Because all the food at Faviken is—with very few exceptions—entirely grown, gathered, hunted and farmed within the local community. In fact, they recently took down their polytunnels because they felt it was ‘forcing’ Nature, pushing growth beyond the natural seasons. Quite a radical concept, I’m sure you’ll agree!
During the summer and autumn months the team at Faviken harvest, gather and buy all manner of foods from the nearby area. They then dry, pickle, salt, juice, freeze, jelly and bottle everything they can, before storing it all in a truly incredible cellar (above) built deep under the earth. This literal cornucopia provides up to 24 guests with at least as many delicious courses every single night, all through the long, dark Nordic winter, until summer and autumn return. Just when the cellar is bare, so the cycle begins again.
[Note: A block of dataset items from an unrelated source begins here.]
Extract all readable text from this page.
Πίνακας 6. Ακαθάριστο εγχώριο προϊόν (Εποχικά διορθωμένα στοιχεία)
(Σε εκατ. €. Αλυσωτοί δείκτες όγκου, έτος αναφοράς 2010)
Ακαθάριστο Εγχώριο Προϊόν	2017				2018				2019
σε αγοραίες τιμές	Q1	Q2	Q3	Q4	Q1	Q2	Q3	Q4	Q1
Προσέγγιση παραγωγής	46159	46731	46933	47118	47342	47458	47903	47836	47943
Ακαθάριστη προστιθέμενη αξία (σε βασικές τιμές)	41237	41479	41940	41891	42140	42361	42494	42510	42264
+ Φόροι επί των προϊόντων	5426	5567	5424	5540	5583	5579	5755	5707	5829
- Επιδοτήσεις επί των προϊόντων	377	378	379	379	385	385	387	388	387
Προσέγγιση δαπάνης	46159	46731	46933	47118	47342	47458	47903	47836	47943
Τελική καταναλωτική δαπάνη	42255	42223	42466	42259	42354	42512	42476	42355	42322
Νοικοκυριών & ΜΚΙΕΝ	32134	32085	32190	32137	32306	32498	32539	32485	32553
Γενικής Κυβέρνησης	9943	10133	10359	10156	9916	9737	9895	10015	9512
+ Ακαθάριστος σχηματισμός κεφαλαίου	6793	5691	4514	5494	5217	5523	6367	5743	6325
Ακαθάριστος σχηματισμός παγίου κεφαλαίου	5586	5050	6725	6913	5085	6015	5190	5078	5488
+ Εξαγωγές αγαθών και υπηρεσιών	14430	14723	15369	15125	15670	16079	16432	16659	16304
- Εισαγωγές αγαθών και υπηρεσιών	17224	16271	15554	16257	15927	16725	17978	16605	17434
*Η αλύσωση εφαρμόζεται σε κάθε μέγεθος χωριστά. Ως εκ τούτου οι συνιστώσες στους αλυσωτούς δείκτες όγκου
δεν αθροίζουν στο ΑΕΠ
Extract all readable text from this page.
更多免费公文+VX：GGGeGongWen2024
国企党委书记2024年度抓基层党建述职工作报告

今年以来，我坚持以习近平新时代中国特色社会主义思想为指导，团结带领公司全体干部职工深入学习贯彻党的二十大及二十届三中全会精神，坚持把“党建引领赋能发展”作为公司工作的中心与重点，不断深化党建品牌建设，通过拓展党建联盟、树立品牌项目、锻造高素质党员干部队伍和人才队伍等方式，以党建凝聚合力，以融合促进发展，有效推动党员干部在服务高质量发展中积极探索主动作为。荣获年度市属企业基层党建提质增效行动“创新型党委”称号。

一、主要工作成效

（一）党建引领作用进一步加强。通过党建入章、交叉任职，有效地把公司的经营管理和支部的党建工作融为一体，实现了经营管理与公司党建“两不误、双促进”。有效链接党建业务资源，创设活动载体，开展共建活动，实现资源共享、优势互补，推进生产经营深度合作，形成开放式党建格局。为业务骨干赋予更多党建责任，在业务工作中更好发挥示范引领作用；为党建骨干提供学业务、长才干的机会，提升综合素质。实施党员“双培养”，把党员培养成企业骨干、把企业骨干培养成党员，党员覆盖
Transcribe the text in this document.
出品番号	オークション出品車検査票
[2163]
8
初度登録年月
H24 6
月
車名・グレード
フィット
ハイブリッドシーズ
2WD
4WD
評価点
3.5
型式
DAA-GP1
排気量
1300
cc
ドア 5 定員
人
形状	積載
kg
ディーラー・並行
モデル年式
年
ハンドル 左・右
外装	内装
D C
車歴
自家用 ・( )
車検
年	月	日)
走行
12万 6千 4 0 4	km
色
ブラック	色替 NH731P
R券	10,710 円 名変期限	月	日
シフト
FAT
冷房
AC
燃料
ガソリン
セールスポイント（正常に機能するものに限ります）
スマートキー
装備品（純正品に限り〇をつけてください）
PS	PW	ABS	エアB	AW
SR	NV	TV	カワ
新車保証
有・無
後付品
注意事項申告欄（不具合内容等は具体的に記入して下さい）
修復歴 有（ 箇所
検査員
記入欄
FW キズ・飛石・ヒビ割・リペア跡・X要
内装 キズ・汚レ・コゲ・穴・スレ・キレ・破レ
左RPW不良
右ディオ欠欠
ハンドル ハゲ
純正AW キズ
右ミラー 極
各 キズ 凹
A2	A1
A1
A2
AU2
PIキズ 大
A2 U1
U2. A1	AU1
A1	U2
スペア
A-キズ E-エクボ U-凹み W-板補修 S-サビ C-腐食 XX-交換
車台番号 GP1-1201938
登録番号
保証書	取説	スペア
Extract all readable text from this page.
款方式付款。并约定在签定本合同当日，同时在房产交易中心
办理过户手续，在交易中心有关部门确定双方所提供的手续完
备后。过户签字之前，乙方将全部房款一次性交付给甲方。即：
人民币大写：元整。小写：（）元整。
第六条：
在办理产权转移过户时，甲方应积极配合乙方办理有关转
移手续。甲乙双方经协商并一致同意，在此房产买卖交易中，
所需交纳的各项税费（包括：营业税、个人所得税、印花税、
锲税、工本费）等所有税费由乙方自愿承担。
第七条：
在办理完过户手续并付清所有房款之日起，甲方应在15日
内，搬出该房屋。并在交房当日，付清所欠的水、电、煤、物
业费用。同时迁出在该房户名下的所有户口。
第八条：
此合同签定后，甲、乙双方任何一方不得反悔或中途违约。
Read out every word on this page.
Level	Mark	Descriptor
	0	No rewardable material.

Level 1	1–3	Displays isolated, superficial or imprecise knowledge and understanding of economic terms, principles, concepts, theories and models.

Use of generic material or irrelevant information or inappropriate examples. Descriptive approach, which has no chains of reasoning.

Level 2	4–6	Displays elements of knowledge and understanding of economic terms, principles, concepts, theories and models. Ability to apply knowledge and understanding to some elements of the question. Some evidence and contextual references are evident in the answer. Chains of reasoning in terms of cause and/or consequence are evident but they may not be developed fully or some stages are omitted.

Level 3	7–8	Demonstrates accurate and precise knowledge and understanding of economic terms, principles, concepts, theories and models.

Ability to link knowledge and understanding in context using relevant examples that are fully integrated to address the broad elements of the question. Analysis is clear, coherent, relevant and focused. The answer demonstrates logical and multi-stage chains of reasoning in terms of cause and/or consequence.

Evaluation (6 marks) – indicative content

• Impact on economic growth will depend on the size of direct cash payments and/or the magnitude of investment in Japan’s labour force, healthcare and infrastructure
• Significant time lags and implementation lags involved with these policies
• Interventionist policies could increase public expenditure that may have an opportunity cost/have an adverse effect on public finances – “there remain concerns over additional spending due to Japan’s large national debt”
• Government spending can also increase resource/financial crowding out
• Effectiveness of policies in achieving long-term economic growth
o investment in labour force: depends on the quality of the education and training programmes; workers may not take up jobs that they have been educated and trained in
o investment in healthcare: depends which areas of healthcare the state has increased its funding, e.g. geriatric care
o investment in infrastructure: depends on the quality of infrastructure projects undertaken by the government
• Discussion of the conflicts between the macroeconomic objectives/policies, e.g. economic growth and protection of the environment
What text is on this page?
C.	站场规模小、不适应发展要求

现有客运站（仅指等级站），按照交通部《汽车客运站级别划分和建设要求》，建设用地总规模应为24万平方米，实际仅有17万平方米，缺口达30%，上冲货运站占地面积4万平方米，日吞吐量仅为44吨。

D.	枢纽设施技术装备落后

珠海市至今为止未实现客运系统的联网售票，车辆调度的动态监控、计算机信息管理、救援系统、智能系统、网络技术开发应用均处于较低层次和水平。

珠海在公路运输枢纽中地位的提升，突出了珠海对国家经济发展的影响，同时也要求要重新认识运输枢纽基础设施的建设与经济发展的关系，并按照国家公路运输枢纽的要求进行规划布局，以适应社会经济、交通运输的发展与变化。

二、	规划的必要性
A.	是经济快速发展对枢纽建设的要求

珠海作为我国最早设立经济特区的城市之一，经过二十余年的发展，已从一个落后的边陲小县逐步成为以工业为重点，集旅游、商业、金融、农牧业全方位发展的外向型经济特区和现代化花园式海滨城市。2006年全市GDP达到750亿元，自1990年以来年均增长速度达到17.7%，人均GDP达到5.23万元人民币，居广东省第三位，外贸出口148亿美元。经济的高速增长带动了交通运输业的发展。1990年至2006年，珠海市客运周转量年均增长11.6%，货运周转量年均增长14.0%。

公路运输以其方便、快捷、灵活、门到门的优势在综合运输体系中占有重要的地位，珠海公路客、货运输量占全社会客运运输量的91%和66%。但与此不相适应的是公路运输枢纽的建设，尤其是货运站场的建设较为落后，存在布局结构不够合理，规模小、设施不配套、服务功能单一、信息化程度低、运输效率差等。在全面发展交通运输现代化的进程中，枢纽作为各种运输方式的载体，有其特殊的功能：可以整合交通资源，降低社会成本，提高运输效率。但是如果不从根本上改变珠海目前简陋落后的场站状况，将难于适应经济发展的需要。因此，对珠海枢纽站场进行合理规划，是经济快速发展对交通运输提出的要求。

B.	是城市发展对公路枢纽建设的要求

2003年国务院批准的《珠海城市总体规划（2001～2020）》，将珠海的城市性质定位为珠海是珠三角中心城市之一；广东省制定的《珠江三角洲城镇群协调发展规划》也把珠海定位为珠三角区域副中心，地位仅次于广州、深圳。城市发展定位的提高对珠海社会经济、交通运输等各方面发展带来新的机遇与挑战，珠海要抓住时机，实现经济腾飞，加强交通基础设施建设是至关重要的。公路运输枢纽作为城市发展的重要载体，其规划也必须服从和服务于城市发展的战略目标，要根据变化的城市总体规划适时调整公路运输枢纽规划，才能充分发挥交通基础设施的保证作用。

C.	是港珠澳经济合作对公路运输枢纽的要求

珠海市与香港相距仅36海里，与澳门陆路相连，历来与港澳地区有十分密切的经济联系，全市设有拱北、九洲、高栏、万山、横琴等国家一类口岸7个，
It was a magical experience and one I will never forget. Guests are involved in the whole experience and we were able to visit the garden (albeit it covered in snow and ice!) and the amazing cellar, as well as the kitchen. As you might expect, the food was extraordinary. I am truly happy to say there was more flavour in the tiny fermented carrot, the very first thing I ate at Faviken, than any winter grown courgette or airfreighted iceberg lettuce.
My favourite dish was the very last of the cabbage, served with very good cream and Finnish fish eggs. One dish starred tiny singed Brussel sprout leaves—the same leaves that usually find themselves in the plug hole then on the compost, if they are lucky!—on a set broth with toasted oats.
In fact, seasonal vegetables featured in every part of the meal. Raw Jerusalem artichoke with dark roasted cereals, potato dream, a sweet chewy macaroon, and pickled, semi dried root vegetables that we nibbled with our coffee.
Every element on the plate was valued and respected, and it was wonderful to see such humble, often ignored vegetables–and even parts of vegetables–playing such important roles in this incredible production. Who needs the Hollywood stars when the parts can be equally filled by such talented local players? The only irony was that we had travelled over 1,000 miles to eat it. Still, it was inspirational and I intend to adopt their approaches in the future here at Coleshill.
Give me a Winter’s Tale of true flavours, cherished leaves and long awaited pickles than California Dreams of air-freighted lettuces any day!